Tales of Feuds, Tribes and Water Bottles

Years ago I was in a polite feud with a local man (X) who headed another unit. He hired Penelope, a woman from my country. In order to not draw her in to the dispute, I didn’t try to meet her. We ran into each other by chance after she had been in-country for a few months and introduced ourselves. Penelope wondered why I hadn’t come to help with training on a particular program, so I mentioned that her boss and I did not get along well. She said that she had heard that rumor and, sacré bleu, at that moment her boss walked around the corner.

Penelope panicked and her sub-conscious self-preservation kicked in. “This is the first time I met her,” she blurted to her boss while pointing at me. He laughed, greeted us cordially, threw a veiled insult at me and went on his way.

When he was out of ear-shot, she resumed the conversation as if nothing had changed. Sigh. Of course I was longing to point out to her that she had handled the situation exactly wrongly but one can’t start in on the criticism with complete strangers.

But I can explain this to you, my dear. You see most of the Middle East in tribal – not in the tediously negative way explained in most news reports, but simply people understand that as one moves through life, one is (and needs to be) connected to each other in explicit lines of contact and care.

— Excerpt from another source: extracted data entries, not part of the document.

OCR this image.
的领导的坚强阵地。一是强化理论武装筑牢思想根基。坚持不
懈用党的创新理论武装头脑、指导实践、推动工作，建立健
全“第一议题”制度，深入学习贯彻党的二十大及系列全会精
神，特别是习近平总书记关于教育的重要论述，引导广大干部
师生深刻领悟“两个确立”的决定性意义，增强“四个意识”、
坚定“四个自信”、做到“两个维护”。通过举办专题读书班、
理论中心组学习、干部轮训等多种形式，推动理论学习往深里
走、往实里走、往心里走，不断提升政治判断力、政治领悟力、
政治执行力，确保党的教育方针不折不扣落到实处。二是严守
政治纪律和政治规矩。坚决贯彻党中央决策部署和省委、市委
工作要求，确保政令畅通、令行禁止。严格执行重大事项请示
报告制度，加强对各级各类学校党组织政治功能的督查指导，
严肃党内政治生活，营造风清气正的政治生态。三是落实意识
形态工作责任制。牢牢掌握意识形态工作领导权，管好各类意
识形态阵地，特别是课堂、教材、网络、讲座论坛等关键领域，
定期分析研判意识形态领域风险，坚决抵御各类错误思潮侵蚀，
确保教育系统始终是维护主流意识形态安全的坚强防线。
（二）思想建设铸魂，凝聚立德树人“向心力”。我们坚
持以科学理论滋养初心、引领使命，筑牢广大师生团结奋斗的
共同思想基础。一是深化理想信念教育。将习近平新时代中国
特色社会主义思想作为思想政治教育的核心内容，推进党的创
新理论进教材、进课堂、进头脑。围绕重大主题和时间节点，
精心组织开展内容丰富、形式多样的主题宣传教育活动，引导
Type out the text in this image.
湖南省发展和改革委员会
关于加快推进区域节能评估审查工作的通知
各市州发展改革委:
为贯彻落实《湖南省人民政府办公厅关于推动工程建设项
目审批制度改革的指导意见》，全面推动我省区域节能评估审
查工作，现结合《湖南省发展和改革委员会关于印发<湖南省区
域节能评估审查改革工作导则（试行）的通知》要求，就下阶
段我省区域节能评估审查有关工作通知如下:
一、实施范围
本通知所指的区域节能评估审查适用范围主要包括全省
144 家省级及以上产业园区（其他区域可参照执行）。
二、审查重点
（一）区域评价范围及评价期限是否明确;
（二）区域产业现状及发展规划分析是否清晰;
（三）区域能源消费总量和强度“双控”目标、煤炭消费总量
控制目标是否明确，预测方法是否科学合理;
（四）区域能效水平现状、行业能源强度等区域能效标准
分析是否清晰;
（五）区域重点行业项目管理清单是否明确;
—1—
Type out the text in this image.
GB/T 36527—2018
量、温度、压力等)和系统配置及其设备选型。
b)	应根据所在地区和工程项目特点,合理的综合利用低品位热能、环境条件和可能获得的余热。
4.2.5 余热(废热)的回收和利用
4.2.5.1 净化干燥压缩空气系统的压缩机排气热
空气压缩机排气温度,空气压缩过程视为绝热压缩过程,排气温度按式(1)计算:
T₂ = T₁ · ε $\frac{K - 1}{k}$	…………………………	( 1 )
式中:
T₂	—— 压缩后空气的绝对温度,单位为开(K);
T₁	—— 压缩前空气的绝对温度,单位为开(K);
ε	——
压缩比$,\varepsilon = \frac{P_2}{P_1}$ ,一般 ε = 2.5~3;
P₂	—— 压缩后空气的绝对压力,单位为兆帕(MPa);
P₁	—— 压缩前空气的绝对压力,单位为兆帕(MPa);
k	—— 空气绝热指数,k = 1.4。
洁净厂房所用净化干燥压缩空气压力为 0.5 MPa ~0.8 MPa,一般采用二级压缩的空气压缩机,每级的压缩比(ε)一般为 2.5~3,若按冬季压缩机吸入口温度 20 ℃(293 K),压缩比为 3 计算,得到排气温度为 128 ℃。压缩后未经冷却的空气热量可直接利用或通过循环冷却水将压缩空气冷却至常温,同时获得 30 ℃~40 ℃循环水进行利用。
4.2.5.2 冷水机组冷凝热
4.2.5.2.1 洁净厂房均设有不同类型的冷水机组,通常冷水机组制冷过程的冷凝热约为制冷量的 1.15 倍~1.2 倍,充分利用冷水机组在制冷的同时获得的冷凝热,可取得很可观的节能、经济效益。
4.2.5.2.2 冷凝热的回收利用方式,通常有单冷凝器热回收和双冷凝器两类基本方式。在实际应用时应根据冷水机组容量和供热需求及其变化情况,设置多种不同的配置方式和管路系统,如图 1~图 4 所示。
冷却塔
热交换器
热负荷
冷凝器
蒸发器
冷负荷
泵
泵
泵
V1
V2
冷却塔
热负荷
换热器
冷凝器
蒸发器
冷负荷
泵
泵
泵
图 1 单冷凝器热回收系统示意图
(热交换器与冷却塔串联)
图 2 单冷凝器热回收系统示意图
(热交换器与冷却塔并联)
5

I have the same country of origin and am older than Penelope. Of course X would assume that Penelope would find me and ask me for advice as soon as she arrived because that is what he would naturally do if he worked for a large firm in a foreign country: quickly find compatriots. Thus, X assumed 1) that Penelope knew me well, 2) Penelope was lying about knowing me and 3) Penelope was lying because she knew of X’s feud with me.

So he saw her as aligned with me and a liar. Sigh.

This reminds me of an incident years ago when a newly-hired, fresh-faced young person sat down at important meeting and placed a large, well-worn water thermos on the table. Now this young person, just graduated from college, had been placing his water bottle on tables for years, but this particular very expensive wooden table and these particular very expensively-dressed senior managers had never seen a person come to a meeting with their own water supply. The table held only papers and pens and… the thermos which was covered with stickers in support of various colleges, organizations, locations and sources of what we shall kindly call music.

The silence and careful not-looking at the thermos were most amusing. As were the sotto voce jokes. “Are we going on a desert excursion after the meeting?” inquired one softly. “Dehydration from walking to work,” whispered another. [Humor is so culture-specific, the idea of walking to work in a very hot country with no sidewalks is hilarious, you will have to trust me on this.]

When the CFO came in, he glanced at the water bottle, then at a subordinate, who caught the glance and quietly said, “that is for the young camel he is taking care of in his office.”

A brilliant joke which will lose much in me having to explain it as it works. In North America/ UK/ EU the joke would imply the person was a farmer, i.e. a yokel unfit for a high-level financial meetings.

But here, owning a camel is something respected. To be giving careful attention to a camel shows that the person has property, takes commitments seriously, is steadfast and traditional.

The subordinate’s joke was that not the young person was a hick, but that he was trying to appear to be BETTER than he was. A person of gravitas might have nourishment for a camel, but not water to carry him through a half-hour meeting.

For the CFO, there was another layer of meaning in that neither the young person’s boss nor his colleagues had warned him against bringing his bottle into a meeting with higher-ups, meaning that either they didn’t know enough to warn him (they are not au fait), they had warned him and he didn’t heed them (he’s headstrong) or that they had deliberately not warned him (he’s an outcast).

Thus, something was off in that team which is clearly not acting like a group of people who watch out for each other, i.e. a tribe.

So much meaning from one old, battered, well-used water thermos.

Details, as I always say to you Darling, it’s all in the details.